In an endoscopic retrograde cholangiopancreatography (ERCP), a long, flexible, lighted tube called an endoscope is passed down the patient’s throat and into the first part of the small intestine. A catheter is then passed through the scope and a small amount of contrast dye is used to help outline the bile ducts as X-rays are taken.

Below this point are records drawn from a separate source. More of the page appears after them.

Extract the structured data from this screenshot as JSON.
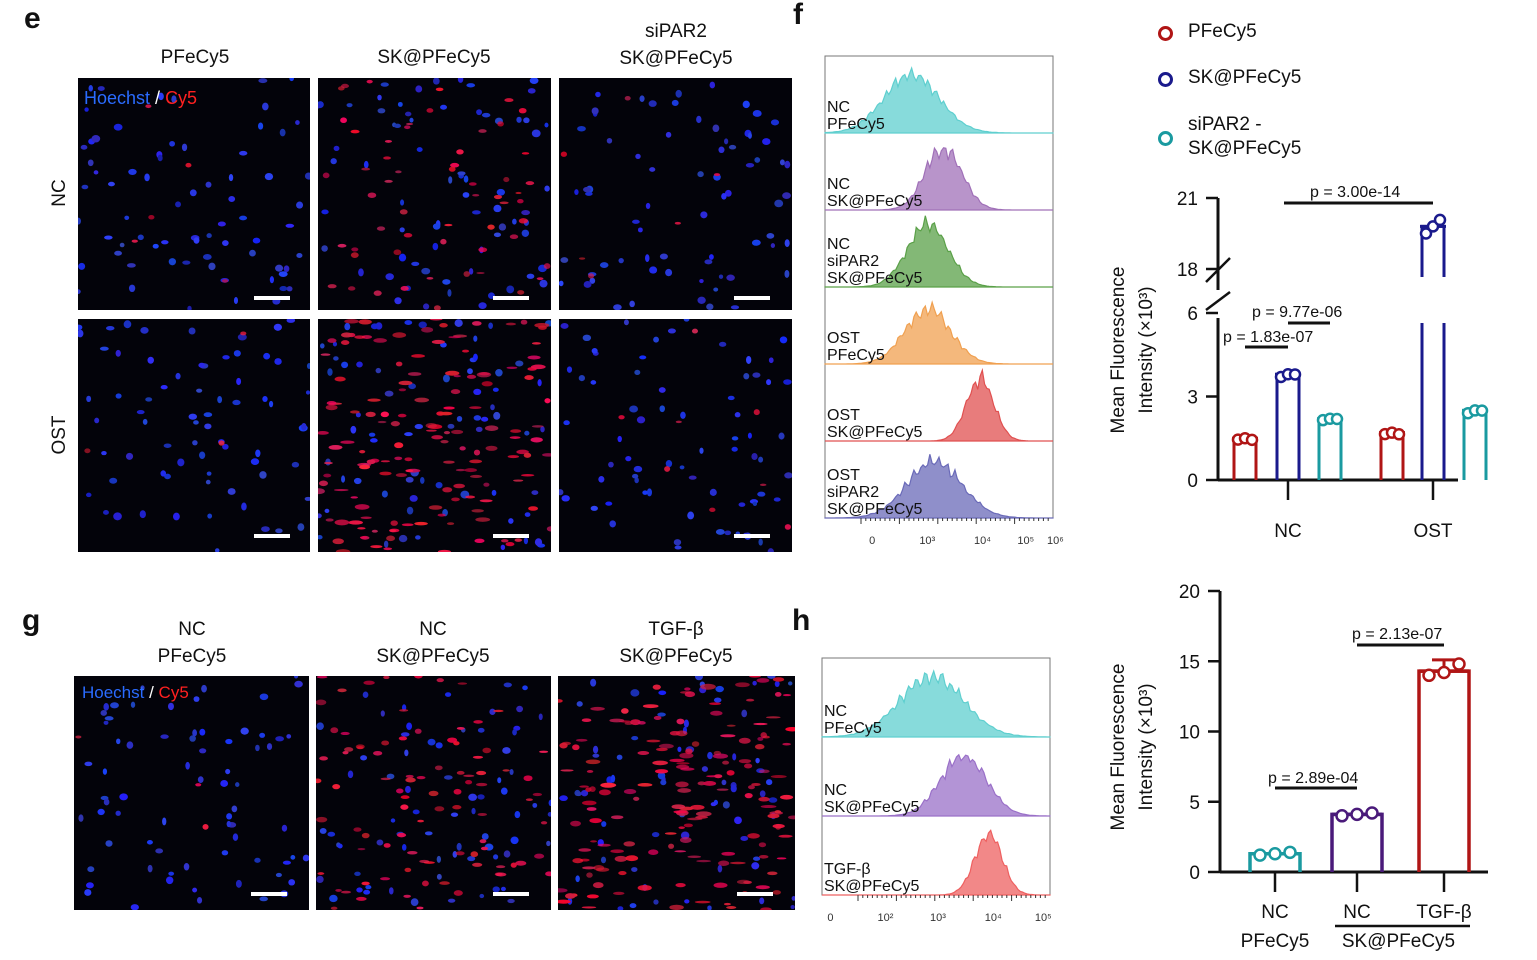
{
  "panels": {
    "e": "e",
    "f": "f",
    "g": "g",
    "h": "h"
  },
  "e": {
    "columns": [
      "PFeCy5",
      "SK@PFeCy5",
      "siPAR2\nSK@PFeCy5"
    ],
    "rows": [
      "NC",
      "OST"
    ],
    "stain": {
      "hoechst": "Hoechst",
      "sep": " / ",
      "cy5": "Cy5"
    },
    "red_levels": [
      [
        0.03,
        0.35,
        0.04
      ],
      [
        0.02,
        0.9,
        0.05
      ]
    ]
  },
  "g": {
    "columns": [
      "NC\nPFeCy5",
      "NC\nSK@PFeCy5",
      "TGF-β\nSK@PFeCy5"
    ],
    "stain": {
      "hoechst": "Hoechst",
      "sep": " / ",
      "cy5": "Cy5"
    },
    "red_levels": [
      0.02,
      0.55,
      1.0
    ]
  },
  "flow_f": {
    "samples": [
      "NC\nPFeCy5",
      "NC\nSK@PFeCy5",
      "NC\nsiPAR2\nSK@PFeCy5",
      "OST\nPFeCy5",
      "OST\nSK@PFeCy5",
      "OST\nsiPAR2\nSK@PFeCy5"
    ],
    "colors": [
      "#5fcfcf",
      "#a070b8",
      "#5aa048",
      "#f0a050",
      "#e05050",
      "#6a6ab8"
    ],
    "x_ticks": [
      "0",
      "10³",
      "10⁴",
      "10⁵",
      "10⁶"
    ]
  },
  "flow_h": {
    "samples": [
      "NC\nPFeCy5",
      "NC\nSK@PFeCy5",
      "TGF-β\nSK@PFeCy5"
    ],
    "colors": [
      "#5fcfcf",
      "#9a70c8",
      "#ee6060"
    ],
    "x_ticks": [
      "0",
      "10²",
      "10³",
      "10⁴",
      "10⁵"
    ]
  },
  "chart_data": [
    {
      "type": "bar",
      "legend": [
        {
          "name": "PFeCy5",
          "color": "#b01515"
        },
        {
          "name": "SK@PFeCy5",
          "color": "#1a1a8c"
        },
        {
          "name": "siPAR2 -\nSK@PFeCy5",
          "color": "#1a9aa0"
        }
      ],
      "categories": [
        "NC",
        "OST"
      ],
      "series": [
        {
          "name": "PFeCy5",
          "values": [
            1.5,
            1.7
          ],
          "points": [
            [
              1.45,
              1.5,
              1.55
            ],
            [
              1.65,
              1.7,
              1.75
            ]
          ]
        },
        {
          "name": "SK@PFeCy5",
          "values": [
            3.8,
            19.8
          ],
          "points": [
            [
              3.7,
              3.8,
              3.9
            ],
            [
              19.5,
              19.8,
              20.2
            ]
          ]
        },
        {
          "name": "siPAR2 -\nSK@PFeCy5",
          "values": [
            2.2,
            2.5
          ],
          "points": [
            [
              2.15,
              2.2,
              2.3
            ],
            [
              2.4,
              2.5,
              2.6
            ]
          ]
        }
      ],
      "ylabel": "Mean Fluorescence\nIntensity (×10³)",
      "y_ticks": [
        "0",
        "3",
        "6",
        "18",
        "21"
      ],
      "axis_break": "6-18",
      "annotations": [
        "p = 1.83e-07",
        "p = 9.77e-06",
        "p = 3.00e-14"
      ]
    },
    {
      "type": "bar",
      "categories": [
        "NC",
        "NC",
        "TGF-β"
      ],
      "group_labels": [
        "PFeCy5",
        "SK@PFeCy5"
      ],
      "series": [
        {
          "values": [
            1.3,
            4.1,
            14.3
          ],
          "points": [
            [
              1.2,
              1.3,
              1.4
            ],
            [
              4.0,
              4.1,
              4.2
            ],
            [
              14.0,
              14.2,
              14.8
            ]
          ],
          "colors": [
            "#1a9aa0",
            "#4a1a7a",
            "#b01515"
          ]
        }
      ],
      "ylabel": "Mean Fluorescence\nIntensity (×10³)",
      "y_ticks": [
        "0",
        "5",
        "10",
        "15",
        "20"
      ],
      "ylim": [
        0,
        20
      ],
      "annotations": [
        "p = 2.89e-04",
        "p = 2.13e-07"
      ]
    }
  ]
}
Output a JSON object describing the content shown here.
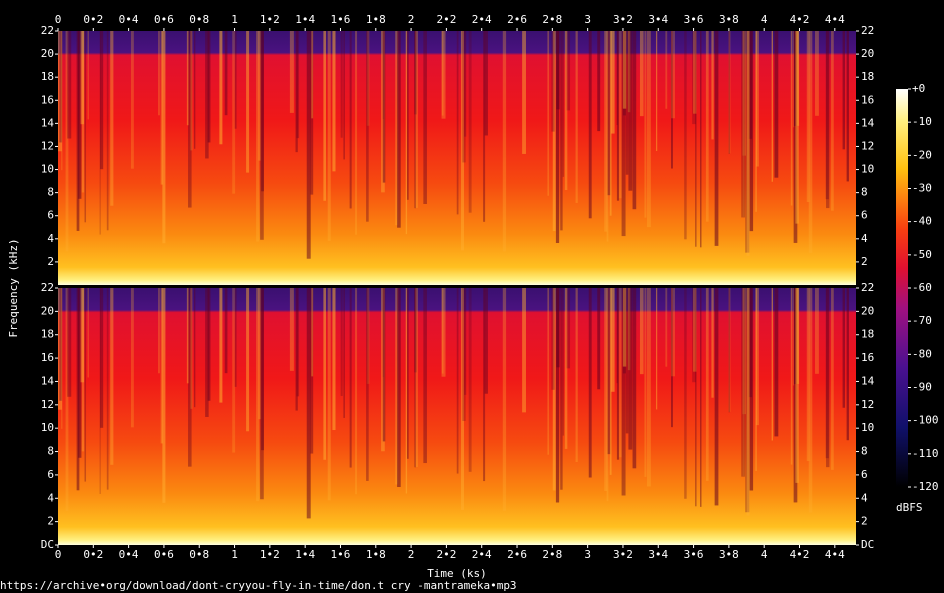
{
  "chart_data": [
    {
      "type": "spectrogram",
      "ylabel": "Frequency (kHz)",
      "xlim": [
        0,
        4.52
      ],
      "ylim": [
        0,
        22
      ],
      "xticks": [
        0,
        {
          "value": 0.2,
          "label": "0•2"
        },
        {
          "value": 0.4,
          "label": "0•4"
        },
        {
          "value": 0.6,
          "label": "0•6"
        },
        {
          "value": 0.8,
          "label": "0•8"
        },
        1,
        {
          "value": 1.2,
          "label": "1•2"
        },
        {
          "value": 1.4,
          "label": "1•4"
        },
        {
          "value": 1.6,
          "label": "1•6"
        },
        {
          "value": 1.8,
          "label": "1•8"
        },
        2,
        {
          "value": 2.2,
          "label": "2•2"
        },
        {
          "value": 2.4,
          "label": "2•4"
        },
        {
          "value": 2.6,
          "label": "2•6"
        },
        {
          "value": 2.8,
          "label": "2•8"
        },
        3,
        {
          "value": 3.2,
          "label": "3•2"
        },
        {
          "value": 3.4,
          "label": "3•4"
        },
        {
          "value": 3.6,
          "label": "3•6"
        },
        {
          "value": 3.8,
          "label": "3•8"
        },
        4,
        {
          "value": 4.2,
          "label": "4•2"
        },
        {
          "value": 4.4,
          "label": "4•4"
        }
      ],
      "yticks": [
        2,
        4,
        6,
        8,
        10,
        12,
        14,
        16,
        18,
        20,
        22
      ]
    },
    {
      "type": "spectrogram",
      "xlabel": "Time (ks)",
      "xlim": [
        0,
        4.52
      ],
      "ylim": [
        0,
        22
      ],
      "xticks": [
        0,
        {
          "value": 0.2,
          "label": "0•2"
        },
        {
          "value": 0.4,
          "label": "0•4"
        },
        {
          "value": 0.6,
          "label": "0•6"
        },
        {
          "value": 0.8,
          "label": "0•8"
        },
        1,
        {
          "value": 1.2,
          "label": "1•2"
        },
        {
          "value": 1.4,
          "label": "1•4"
        },
        {
          "value": 1.6,
          "label": "1•6"
        },
        {
          "value": 1.8,
          "label": "1•8"
        },
        2,
        {
          "value": 2.2,
          "label": "2•2"
        },
        {
          "value": 2.4,
          "label": "2•4"
        },
        {
          "value": 2.6,
          "label": "2•6"
        },
        {
          "value": 2.8,
          "label": "2•8"
        },
        3,
        {
          "value": 3.2,
          "label": "3•2"
        },
        {
          "value": 3.4,
          "label": "3•4"
        },
        {
          "value": 3.6,
          "label": "3•6"
        },
        {
          "value": 3.8,
          "label": "3•8"
        },
        4,
        {
          "value": 4.2,
          "label": "4•2"
        },
        {
          "value": 4.4,
          "label": "4•4"
        }
      ],
      "yticks": [
        {
          "value": 0,
          "label": "DC"
        },
        2,
        4,
        6,
        8,
        10,
        12,
        14,
        16,
        18,
        20,
        22
      ]
    }
  ],
  "colorbar": {
    "label": "dBFS",
    "lim": [
      -120,
      0
    ],
    "ticks": [
      {
        "value": 0,
        "label": "+0"
      },
      -10,
      -20,
      -30,
      -40,
      -50,
      -60,
      -70,
      -80,
      -90,
      -100,
      -110,
      -120
    ]
  },
  "source": "https://archive•org/download/dont-cryyou-fly-in-time/don.t cry -mantrameka•mp3"
}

This test allows for the removal of cell or fluid samples so they may be viewed under a microscope. It also may be used to relieve an obstruction of the bile duct, or to place a stent into a narrowed duct to help keep it open.


SpyGlass may be used during an ERCP to diagnose and treat bile duct cancer, as well as some cancers of the liver, gallbladder and pancreas.

During an ERCP, a scope is inserted into the bile duct, and a smaller scope—the SpyGlass or cholangioscope—is inserted into the bigger scope.

The SpyGlass endoscope has a digital probe attached to a camera, which allows a doctor to identify obstructions in the bile duct. He or she may also be able to differentiate between a tumor inside the bile duct and inflammation. If the doctor sees a tumor, it may be biopsied. If any stones are found inside the bile duct, they may be removed.

Video capsule endoscopy

Unlike a traditional endoscopy, which only reaches the upper digestive tract, video capsule endoscopy allows a doctor to examine the small bowel for abnormalities.

At the start of the procedure, the patient is asked to swallow a small capsule. The capsule contains a tiny camera that flows through the digestive system and takes two pictures per second.

Using wireless technology, these pictures are transmitted to a small recording device worn on a belt. After several hours, the images are downloaded to a computer and examined for potential tumors, as well as for sources of bleeding or pain.

This painless, non-invasive procedure allows a doctor to see up to 20 feet of the small intestine that cannot be reached with an upper endoscopy or colonoscopy. The capsule takes about eight hours to pass through the system. If a patient has concerns about swallowing the capsule, it may be placed in the stomach via endoscope.